# Terrible mishandle...



## VarangianGuard (Apr 21, 2009)

So I just dropped my Fire on the ground when trying to scoot it off my desk.  It is in a great Marware case, but the right corner cracked across the screen.  It must be on the inside, because the gorilla glass is still smooth.  To make matters worse, the touch screen is now completely unresponsive.

I have tried rebooting & plugging it in the computer with no luck at all.  Any suggestions or did I just break the best Christmas gift ever?


----------



## Betsy the Quilter (Oct 27, 2008)

It doesn't sound like you have the accidental damage warranty?

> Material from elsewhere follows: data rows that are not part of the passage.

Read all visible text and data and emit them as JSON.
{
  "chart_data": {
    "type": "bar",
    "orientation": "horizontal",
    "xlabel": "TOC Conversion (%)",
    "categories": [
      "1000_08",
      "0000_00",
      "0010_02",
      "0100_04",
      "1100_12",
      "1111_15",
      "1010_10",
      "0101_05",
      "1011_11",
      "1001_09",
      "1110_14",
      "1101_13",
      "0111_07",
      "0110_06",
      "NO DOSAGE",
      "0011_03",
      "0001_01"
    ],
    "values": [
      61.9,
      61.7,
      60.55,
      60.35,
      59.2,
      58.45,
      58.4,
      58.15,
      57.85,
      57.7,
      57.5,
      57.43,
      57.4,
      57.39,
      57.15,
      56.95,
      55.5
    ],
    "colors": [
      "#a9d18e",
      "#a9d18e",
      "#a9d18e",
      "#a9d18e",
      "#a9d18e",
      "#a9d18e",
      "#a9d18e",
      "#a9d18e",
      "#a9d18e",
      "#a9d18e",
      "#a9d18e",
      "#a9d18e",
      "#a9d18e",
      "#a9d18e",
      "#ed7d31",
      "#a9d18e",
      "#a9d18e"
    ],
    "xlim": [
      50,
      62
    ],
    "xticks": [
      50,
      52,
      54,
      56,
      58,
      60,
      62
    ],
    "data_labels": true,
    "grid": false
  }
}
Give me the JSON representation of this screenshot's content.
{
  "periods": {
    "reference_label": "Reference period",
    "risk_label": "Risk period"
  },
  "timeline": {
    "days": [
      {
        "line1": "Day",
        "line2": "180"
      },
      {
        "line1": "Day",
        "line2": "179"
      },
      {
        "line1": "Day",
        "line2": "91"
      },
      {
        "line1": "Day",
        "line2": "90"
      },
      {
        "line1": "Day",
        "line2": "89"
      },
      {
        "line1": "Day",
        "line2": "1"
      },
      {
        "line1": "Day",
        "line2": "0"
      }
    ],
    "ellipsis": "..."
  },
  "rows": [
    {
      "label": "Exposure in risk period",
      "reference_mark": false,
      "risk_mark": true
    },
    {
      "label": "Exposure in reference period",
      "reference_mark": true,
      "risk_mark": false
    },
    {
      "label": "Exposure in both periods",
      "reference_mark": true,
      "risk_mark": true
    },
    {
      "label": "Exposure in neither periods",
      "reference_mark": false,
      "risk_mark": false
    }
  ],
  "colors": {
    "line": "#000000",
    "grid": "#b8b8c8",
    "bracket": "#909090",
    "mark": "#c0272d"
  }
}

I suggest you call Kindle CS and ask for mercy...they may give you a break on a replacement. (Kindle CS: Amazon US customers inside the US: 1-866-321-8851, outside the US: 1-206-266-0927. Other customers, see here. )

Betsy


----------



## sunfiregirl (Mar 10, 2010)

Definitely contact Kindle CS as Betsy said  I had a problem w/my Touch that I just got at Christmas...and they sent me a replacement free..even did overnight shipping for free..I just had to tell them the one I had just wasn't working anymore...no questions asked... they just sent the replacement..I'm sure they will do the same for you since you got it around the same time 

Good luck!


----------